How is the real image training data constructed?

#10
by scf - opened

Thanks for you great work, how is the 256x256 and 512x512 training image pair constructed?

Owner

The process looks like this:

  • start with high resolution, high quality image (4k+ res)
  • downsample 0.5x w/ area filter to reduce noise, sensor artifacts, etc
  • random crop 512px - this is the HQ target
  • downsample 0.5x w/ area filter again - this is the LQ input
  • VAE encode LQ
  • degrade latent using either diffusion model or small convolutional proxy model trained to mimic the degradation
  • VAE decode, typical L1 + perceptual + GAN losses against HQ target

Thanks to your reply. In the second step, the area filter is to reduce noise which means to generate a higher quality sample? But in the fourth step the area filter generates a LQ input. Is this means the two area filter is different?

No, they're the same. Area just averages together all pixels in the sampled region equally, it's the only good option in pytorch for downsampling with minimal aliasing. Bilinear is also okay-ish, but it tends to stairstep more on hard edges when used to downscale.

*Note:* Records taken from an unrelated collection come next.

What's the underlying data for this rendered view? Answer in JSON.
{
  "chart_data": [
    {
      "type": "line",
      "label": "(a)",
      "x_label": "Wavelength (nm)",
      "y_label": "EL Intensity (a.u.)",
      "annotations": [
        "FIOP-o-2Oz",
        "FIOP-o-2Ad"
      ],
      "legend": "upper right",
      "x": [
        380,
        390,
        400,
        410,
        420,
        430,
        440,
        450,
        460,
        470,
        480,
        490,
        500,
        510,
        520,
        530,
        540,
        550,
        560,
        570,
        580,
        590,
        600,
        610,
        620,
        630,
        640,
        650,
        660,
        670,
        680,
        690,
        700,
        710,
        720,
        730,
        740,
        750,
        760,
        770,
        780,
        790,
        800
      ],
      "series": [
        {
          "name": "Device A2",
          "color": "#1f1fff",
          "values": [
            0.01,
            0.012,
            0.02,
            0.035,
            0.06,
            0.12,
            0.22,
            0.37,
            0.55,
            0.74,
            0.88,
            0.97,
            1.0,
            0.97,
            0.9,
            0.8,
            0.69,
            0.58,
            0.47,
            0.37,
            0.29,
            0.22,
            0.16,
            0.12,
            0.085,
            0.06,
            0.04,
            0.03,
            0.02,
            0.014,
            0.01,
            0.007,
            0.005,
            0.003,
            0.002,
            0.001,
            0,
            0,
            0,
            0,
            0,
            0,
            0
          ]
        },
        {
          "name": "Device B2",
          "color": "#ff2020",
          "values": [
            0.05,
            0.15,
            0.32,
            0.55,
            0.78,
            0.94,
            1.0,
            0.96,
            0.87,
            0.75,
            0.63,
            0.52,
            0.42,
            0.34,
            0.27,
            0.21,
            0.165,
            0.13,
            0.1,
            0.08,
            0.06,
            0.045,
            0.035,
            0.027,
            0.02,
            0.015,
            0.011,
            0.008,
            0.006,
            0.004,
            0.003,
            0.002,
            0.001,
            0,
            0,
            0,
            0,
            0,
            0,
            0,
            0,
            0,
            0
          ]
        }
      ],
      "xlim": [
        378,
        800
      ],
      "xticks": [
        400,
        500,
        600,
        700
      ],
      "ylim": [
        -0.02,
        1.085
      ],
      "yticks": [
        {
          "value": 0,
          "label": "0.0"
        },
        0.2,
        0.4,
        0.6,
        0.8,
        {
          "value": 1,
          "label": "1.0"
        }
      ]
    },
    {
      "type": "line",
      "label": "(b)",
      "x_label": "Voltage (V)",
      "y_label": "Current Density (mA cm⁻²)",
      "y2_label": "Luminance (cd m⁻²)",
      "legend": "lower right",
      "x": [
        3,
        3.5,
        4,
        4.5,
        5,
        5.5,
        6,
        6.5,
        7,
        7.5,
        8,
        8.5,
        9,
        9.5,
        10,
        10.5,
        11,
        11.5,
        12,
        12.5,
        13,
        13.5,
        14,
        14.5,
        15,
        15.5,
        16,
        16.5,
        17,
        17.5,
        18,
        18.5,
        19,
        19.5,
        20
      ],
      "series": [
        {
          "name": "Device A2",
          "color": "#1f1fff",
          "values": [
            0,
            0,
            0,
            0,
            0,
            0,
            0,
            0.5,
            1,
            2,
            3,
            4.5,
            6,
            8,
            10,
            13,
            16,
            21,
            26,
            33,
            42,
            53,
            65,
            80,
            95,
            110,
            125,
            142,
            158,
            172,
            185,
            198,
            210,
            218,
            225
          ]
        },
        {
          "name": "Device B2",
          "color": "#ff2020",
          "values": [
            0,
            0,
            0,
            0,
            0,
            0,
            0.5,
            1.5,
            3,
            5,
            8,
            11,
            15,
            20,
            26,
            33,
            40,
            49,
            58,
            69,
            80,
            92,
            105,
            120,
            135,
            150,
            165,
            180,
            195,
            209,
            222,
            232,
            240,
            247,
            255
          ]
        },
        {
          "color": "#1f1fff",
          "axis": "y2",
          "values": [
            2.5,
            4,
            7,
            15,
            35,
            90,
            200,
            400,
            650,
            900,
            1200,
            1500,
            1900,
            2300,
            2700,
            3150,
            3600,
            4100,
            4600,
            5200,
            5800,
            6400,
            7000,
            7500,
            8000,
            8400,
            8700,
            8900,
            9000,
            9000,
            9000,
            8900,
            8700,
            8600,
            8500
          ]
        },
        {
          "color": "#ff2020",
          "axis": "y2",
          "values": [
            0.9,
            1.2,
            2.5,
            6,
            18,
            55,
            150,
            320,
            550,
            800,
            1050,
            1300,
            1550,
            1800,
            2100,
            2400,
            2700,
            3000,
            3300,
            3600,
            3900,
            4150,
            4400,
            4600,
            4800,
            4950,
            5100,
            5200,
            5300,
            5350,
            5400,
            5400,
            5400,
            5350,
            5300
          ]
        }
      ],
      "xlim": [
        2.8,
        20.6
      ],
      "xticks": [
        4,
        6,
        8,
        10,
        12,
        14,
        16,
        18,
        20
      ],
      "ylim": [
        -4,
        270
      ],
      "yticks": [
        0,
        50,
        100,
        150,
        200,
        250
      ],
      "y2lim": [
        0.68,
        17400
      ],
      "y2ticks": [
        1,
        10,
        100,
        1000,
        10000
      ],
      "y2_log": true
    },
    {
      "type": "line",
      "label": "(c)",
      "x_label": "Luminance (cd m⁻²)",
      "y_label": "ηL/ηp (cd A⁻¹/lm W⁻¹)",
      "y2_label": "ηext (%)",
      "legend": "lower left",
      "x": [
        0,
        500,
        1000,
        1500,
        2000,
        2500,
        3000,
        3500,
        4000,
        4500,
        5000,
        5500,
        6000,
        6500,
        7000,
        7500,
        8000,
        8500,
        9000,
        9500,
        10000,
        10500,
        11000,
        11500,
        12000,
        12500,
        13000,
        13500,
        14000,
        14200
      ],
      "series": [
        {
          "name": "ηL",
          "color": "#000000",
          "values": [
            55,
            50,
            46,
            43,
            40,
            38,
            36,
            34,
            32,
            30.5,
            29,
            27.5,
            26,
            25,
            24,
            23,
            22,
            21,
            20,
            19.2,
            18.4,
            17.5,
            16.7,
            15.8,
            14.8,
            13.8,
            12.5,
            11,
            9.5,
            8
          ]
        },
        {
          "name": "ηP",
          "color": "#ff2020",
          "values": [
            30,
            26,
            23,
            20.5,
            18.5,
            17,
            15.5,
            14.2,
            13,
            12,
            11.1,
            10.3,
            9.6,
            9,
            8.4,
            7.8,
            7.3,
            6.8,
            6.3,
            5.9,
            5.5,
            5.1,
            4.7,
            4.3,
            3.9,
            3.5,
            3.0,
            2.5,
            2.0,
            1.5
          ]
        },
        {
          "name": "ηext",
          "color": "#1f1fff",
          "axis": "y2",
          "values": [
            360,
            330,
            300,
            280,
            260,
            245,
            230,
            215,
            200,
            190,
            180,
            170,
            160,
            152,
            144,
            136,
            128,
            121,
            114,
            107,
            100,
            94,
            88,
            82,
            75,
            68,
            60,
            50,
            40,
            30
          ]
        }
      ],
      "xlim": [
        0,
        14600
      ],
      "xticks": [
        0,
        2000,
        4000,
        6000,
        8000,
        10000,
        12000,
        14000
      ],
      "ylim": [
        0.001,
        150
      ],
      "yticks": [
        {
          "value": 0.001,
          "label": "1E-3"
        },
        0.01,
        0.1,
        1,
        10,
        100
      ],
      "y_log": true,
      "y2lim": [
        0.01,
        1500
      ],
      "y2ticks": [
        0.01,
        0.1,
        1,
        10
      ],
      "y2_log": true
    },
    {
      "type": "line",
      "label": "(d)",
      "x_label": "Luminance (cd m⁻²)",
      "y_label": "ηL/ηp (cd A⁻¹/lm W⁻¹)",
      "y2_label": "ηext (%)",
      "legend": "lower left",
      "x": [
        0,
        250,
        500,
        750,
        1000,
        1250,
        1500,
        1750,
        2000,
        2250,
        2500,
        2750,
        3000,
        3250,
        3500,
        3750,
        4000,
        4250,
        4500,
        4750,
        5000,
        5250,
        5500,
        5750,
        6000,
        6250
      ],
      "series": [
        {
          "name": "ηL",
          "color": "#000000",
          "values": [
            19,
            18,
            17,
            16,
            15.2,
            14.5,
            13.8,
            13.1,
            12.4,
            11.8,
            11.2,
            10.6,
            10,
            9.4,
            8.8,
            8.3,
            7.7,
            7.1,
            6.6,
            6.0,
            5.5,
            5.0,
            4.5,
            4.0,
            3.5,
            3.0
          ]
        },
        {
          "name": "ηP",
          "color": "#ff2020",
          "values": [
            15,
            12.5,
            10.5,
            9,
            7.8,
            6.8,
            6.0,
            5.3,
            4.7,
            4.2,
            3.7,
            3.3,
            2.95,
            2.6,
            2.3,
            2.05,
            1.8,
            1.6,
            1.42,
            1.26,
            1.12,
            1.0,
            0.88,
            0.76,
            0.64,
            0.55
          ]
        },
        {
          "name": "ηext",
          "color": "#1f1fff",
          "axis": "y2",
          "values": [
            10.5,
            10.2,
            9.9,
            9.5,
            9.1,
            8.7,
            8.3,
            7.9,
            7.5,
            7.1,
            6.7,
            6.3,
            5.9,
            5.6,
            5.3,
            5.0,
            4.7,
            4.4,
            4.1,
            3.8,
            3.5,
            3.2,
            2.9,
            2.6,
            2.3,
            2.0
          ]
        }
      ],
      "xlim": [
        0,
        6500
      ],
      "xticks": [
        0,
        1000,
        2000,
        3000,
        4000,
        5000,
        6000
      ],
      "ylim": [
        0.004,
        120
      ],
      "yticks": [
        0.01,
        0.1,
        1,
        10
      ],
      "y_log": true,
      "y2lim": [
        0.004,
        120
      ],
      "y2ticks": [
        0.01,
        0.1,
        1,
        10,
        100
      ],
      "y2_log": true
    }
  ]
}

LQ isn't in the same sense as RealESRGAN where the image has blur/noise/jpeg/etc degradation applied. It's just the low resolution half of the pair. The only degradation happens in latent space, because that's what you actually get out of diffusion models and what you want the decoder to be less sensitive to.

What is the prompt you used to generate the degrade latent by diffusion model? And what is the noise level you added and the denoise step? It seems the degrade quality is very sensitive to these factors

For images I sampled random uniform sigmas in [0, 0.12] during decoder training. The proxy degradation model was trained on a wider range of sigmas since I wasn't sure in advance what would be needed. Prompt was the generic negative for Wan, but empty would be fine too. Test on some real inputs and compare PCA of the clean and degraded latents, and the decoded outputs. You want it to be strong enough to lose some details and cause small scale artifacts but not distort structure too much.

Will you open source the datasets you used to train the model? Thanks!